What Do U.S. Tariffs on Foreign Goods Mean for Manufacturers?

Author: Matt Cunningham

“Tit-for-tat tariffs” are making major headlines daily, specifically those aimed at China by the U.S. under Section 301 of the Trade Act of 1974. Politics aside, the two main objectives of tariffs in general are:

  1. To produce revenue for the tariff-imposing government and
  2. To protect domestic industries.

The tariffs over recent news cycles focus on the second objective, aiming to protect U.S. domestic industries by making it more expensive for foreign goods to enter our country. Through a multi-stage process, the new tariffs have impacted everything from soap to aerospace products — with the current tariffs coming in at a hefty 25% for affected goods.

Whether or not you agree with the approach or the politics behind it, these tariffs will have an impact on businesses, and particularly manufacturers, and their financial reporting.

How Will Tariffs on Foreign Imports Impact Your Manufacturing Business?

Here are a couple financial facts for manufacturers to consider relative to the tariffs:

  • If your company is sourcing goods from foreign suppliers or company-owned facilities, the cost of those goods will rise.
  • If your company manufactures in the U.S., sells to foreign customers and the foreign country has similar retaliatory tariffs in place, the effective cost of those goods to the foreign customer will increase.

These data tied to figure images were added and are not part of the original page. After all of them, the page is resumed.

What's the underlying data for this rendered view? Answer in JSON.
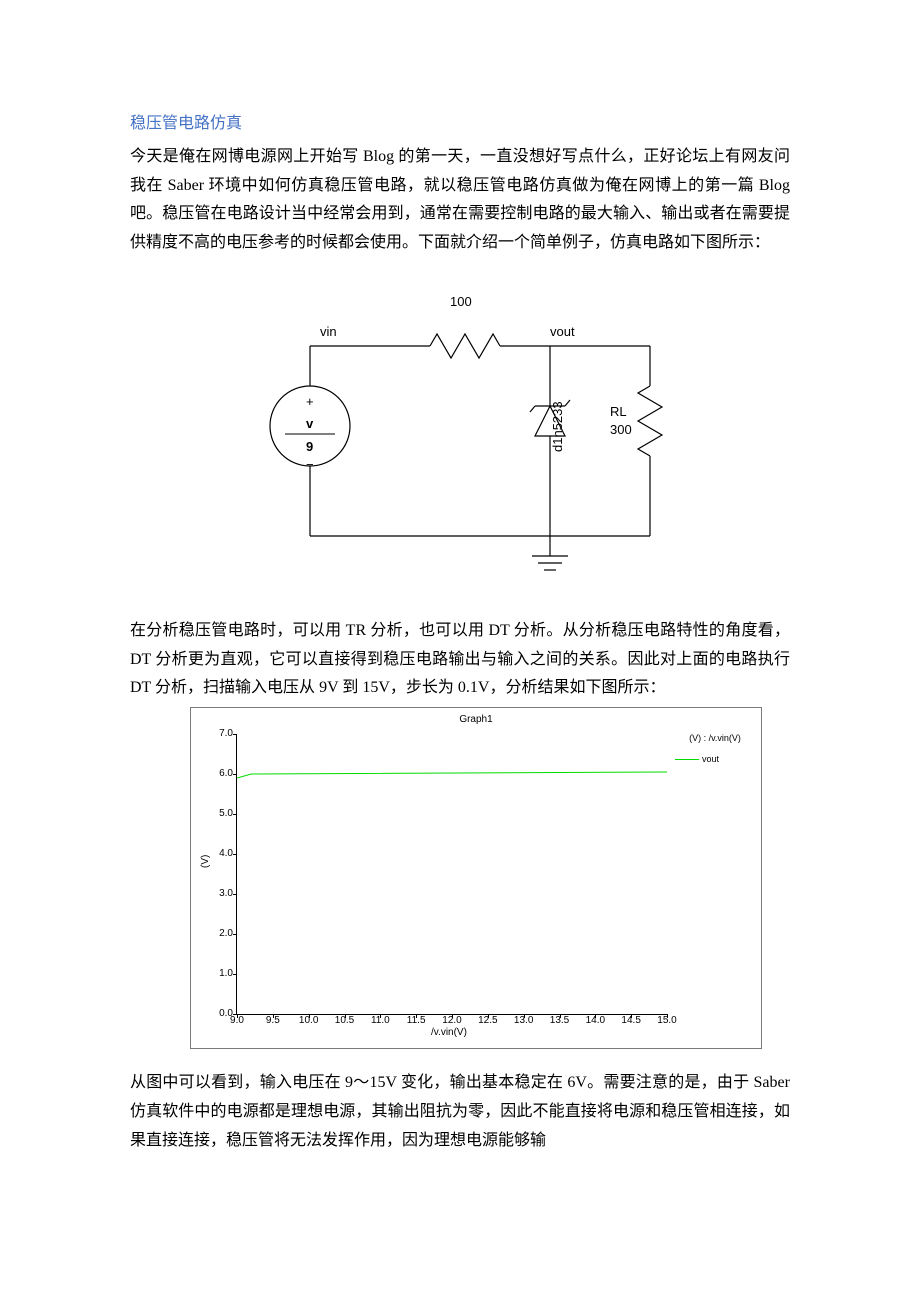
{
  "title": "稳压管电路仿真",
  "para1_parts": [
    {
      "t": "今天是俺在网博电源网上开始写 ",
      "latin": false
    },
    {
      "t": "Blog ",
      "latin": true
    },
    {
      "t": "的第一天，一直没想好写点什么，正好论坛上有网友问我在 ",
      "latin": false
    },
    {
      "t": "Saber ",
      "latin": true
    },
    {
      "t": "环境中如何仿真稳压管电路，就以稳压管电路仿真做为俺在网博上的第一篇 ",
      "latin": false
    },
    {
      "t": "Blog ",
      "latin": true
    },
    {
      "t": "吧。稳压管在电路设计当中经常会用到，通常在需要控制电路的最大输入、输出或者在需要提供精度不高的电压参考的时候都会使用。下面就介绍一个简单例子，仿真电路如下图所示：",
      "latin": false
    }
  ],
  "circuit": {
    "r_series_label": "100",
    "vin_label": "vin",
    "vout_label": "vout",
    "src_plus": "+",
    "src_v": "v",
    "src_val": "9",
    "src_minus": "−",
    "zener_label": "d1n5233",
    "rl_label": "RL",
    "rl_val": "300",
    "colors": {
      "stroke": "#000000",
      "fill": "#ffffff",
      "text": "#000000"
    }
  },
  "para2_parts": [
    {
      "t": "在分析稳压管电路时，可以用 ",
      "latin": false
    },
    {
      "t": "TR ",
      "latin": true
    },
    {
      "t": "分析，也可以用 ",
      "latin": false
    },
    {
      "t": "DT ",
      "latin": true
    },
    {
      "t": "分析。从分析稳压电路特性的角度看，",
      "latin": false
    },
    {
      "t": "DT ",
      "latin": true
    },
    {
      "t": "分析更为直观，它可以直接得到稳压电路输出与输入之间的关系。因此对上面的电路执行 ",
      "latin": false
    },
    {
      "t": "DT ",
      "latin": true
    },
    {
      "t": "分析，扫描输入电压从 ",
      "latin": false
    },
    {
      "t": "9V ",
      "latin": true
    },
    {
      "t": "到 ",
      "latin": false
    },
    {
      "t": "15V",
      "latin": true
    },
    {
      "t": "，步长为 ",
      "latin": false
    },
    {
      "t": "0.1V",
      "latin": true
    },
    {
      "t": "，分析结果如下图所示：",
      "latin": false
    }
  ],
  "chart": {
    "title": "Graph1",
    "legend_header": "(V) : /v.vin(V)",
    "legend_item": "vout",
    "y_label": "(V)",
    "x_label": "/v.vin(V)",
    "yticks": [
      0.0,
      1.0,
      2.0,
      3.0,
      4.0,
      5.0,
      6.0,
      7.0
    ],
    "ylim": [
      0.0,
      7.0
    ],
    "xticks": [
      9.0,
      9.5,
      10.0,
      10.5,
      11.0,
      11.5,
      12.0,
      12.5,
      13.0,
      13.5,
      14.0,
      14.5,
      15.0
    ],
    "xlim": [
      9.0,
      15.0
    ],
    "series": {
      "x": [
        9.0,
        9.2,
        15.0
      ],
      "y": [
        5.9,
        6.0,
        6.05
      ],
      "color": "#00dd00"
    },
    "background_color": "#ffffff",
    "axis_color": "#000000"
  },
  "para3_parts": [
    {
      "t": "从图中可以看到，输入电压在 ",
      "latin": false
    },
    {
      "t": "9～15V ",
      "latin": true
    },
    {
      "t": "变化，输出基本稳定在 ",
      "latin": false
    },
    {
      "t": "6V",
      "latin": true
    },
    {
      "t": "。需要注意的是，由于 ",
      "latin": false
    },
    {
      "t": "Saber ",
      "latin": true
    },
    {
      "t": "仿真软件中的电源都是理想电源，其输出阻抗为零，因此不能直接将电源和稳压管相连接，如果直接连接，稳压管将无法发挥作用，因为理想电源能够输",
      "latin": false
    }
  ]
}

If your company falls into one of the above categories, you should already be thinking about how a diverse foreign and domestic portfolio of suppliers and customers can help shield your operations from major disruptions.

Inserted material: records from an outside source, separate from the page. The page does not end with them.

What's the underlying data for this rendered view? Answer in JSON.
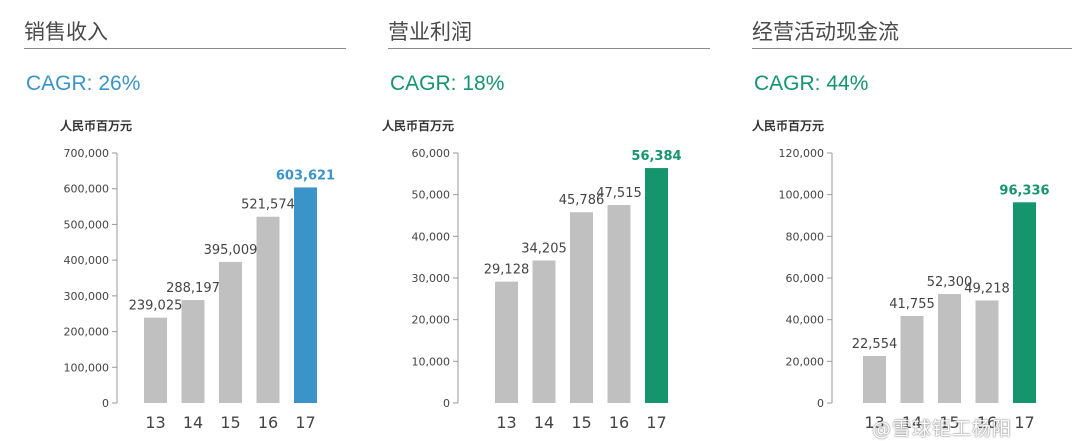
{
  "watermark": "@雪球钜工杨阳",
  "colors": {
    "bar_grey": "#c0c0c1",
    "sales_accent": "#3a94c8",
    "green_accent": "#14956c",
    "tick_text": "#444444"
  },
  "chart_data": [
    {
      "type": "bar",
      "title": "销售收入",
      "cagr": "CAGR: 26%",
      "unit": "人民币百万元",
      "categories": [
        "13",
        "14",
        "15",
        "16",
        "17"
      ],
      "values": [
        239025,
        288197,
        395009,
        521574,
        603621
      ],
      "value_labels": [
        "239,025",
        "288,197",
        "395,009",
        "521,574",
        "603,621"
      ],
      "highlight_index": 4,
      "accent": "#3a94c8",
      "ylim": [
        0,
        700000
      ],
      "yticks": [
        0,
        100000,
        200000,
        300000,
        400000,
        500000,
        600000,
        700000
      ],
      "ytick_labels": [
        "0",
        "100,000",
        "200,000",
        "300,000",
        "400,000",
        "500,000",
        "600,000",
        "700,000"
      ]
    },
    {
      "type": "bar",
      "title": "营业利润",
      "cagr": "CAGR: 18%",
      "unit": "人民币百万元",
      "categories": [
        "13",
        "14",
        "15",
        "16",
        "17"
      ],
      "values": [
        29128,
        34205,
        45786,
        47515,
        56384
      ],
      "value_labels": [
        "29,128",
        "34,205",
        "45,786",
        "47,515",
        "56,384"
      ],
      "highlight_index": 4,
      "accent": "#14956c",
      "ylim": [
        0,
        60000
      ],
      "yticks": [
        0,
        10000,
        20000,
        30000,
        40000,
        50000,
        60000
      ],
      "ytick_labels": [
        "0",
        "10,000",
        "20,000",
        "30,000",
        "40,000",
        "50,000",
        "60,000"
      ]
    },
    {
      "type": "bar",
      "title": "经营活动现金流",
      "cagr": "CAGR: 44%",
      "unit": "人民币百万元",
      "categories": [
        "13",
        "14",
        "15",
        "16",
        "17"
      ],
      "values": [
        22554,
        41755,
        52300,
        49218,
        96336
      ],
      "value_labels": [
        "22,554",
        "41,755",
        "52,300",
        "49,218",
        "96,336"
      ],
      "highlight_index": 4,
      "accent": "#14956c",
      "ylim": [
        0,
        120000
      ],
      "yticks": [
        0,
        20000,
        40000,
        60000,
        80000,
        100000,
        120000
      ],
      "ytick_labels": [
        "0",
        "20,000",
        "40,000",
        "60,000",
        "80,000",
        "100,000",
        "120,000"
      ]
    }
  ]
}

If, on the other hand, your company sources, produces and sells domestically, there should be no direct impact. Potentially, your domestically produced goods may even become more attractive as the cost of foreign alternatives increases.

How Should Your Manufacturing Business Account for These Tariffs?

Tariffs on imported raw materials or finished goods are an additional cost tacked onto those goods. The cost of these tariffs should be added to the total cost, just as you would for freight, duties or other costs incurred to bring the goods to their existing condition and location. Think of the tariffs in the same way you would a freight surcharge. These are, hopefully, temporary increases in the cost of purchased goods. While temporary, they still must be included when calculating the cost of inventory on hand at the balance sheet date.

TariffsChart Cohen

But beyond understanding that your costs will rise, if your company is currently relying solely on foreign suppliers it will be important to decide what you are going to do about it, if anything. What will your strategy be? Wait it out, assuming they are short-term inconveniences? What if they’re here to stay? There’s no way to know for sure, but finding an alternative domestic supplier might be a path to seriously consider.

In the end, will the tariffs accomplish what they set out to? If companies begin using domestic suppliers or production facilities, or perhaps they shift foreign operations or suppliers to a company not located in a country with tariffs, then it would seem the tariffs have hit their mark. Time will tell.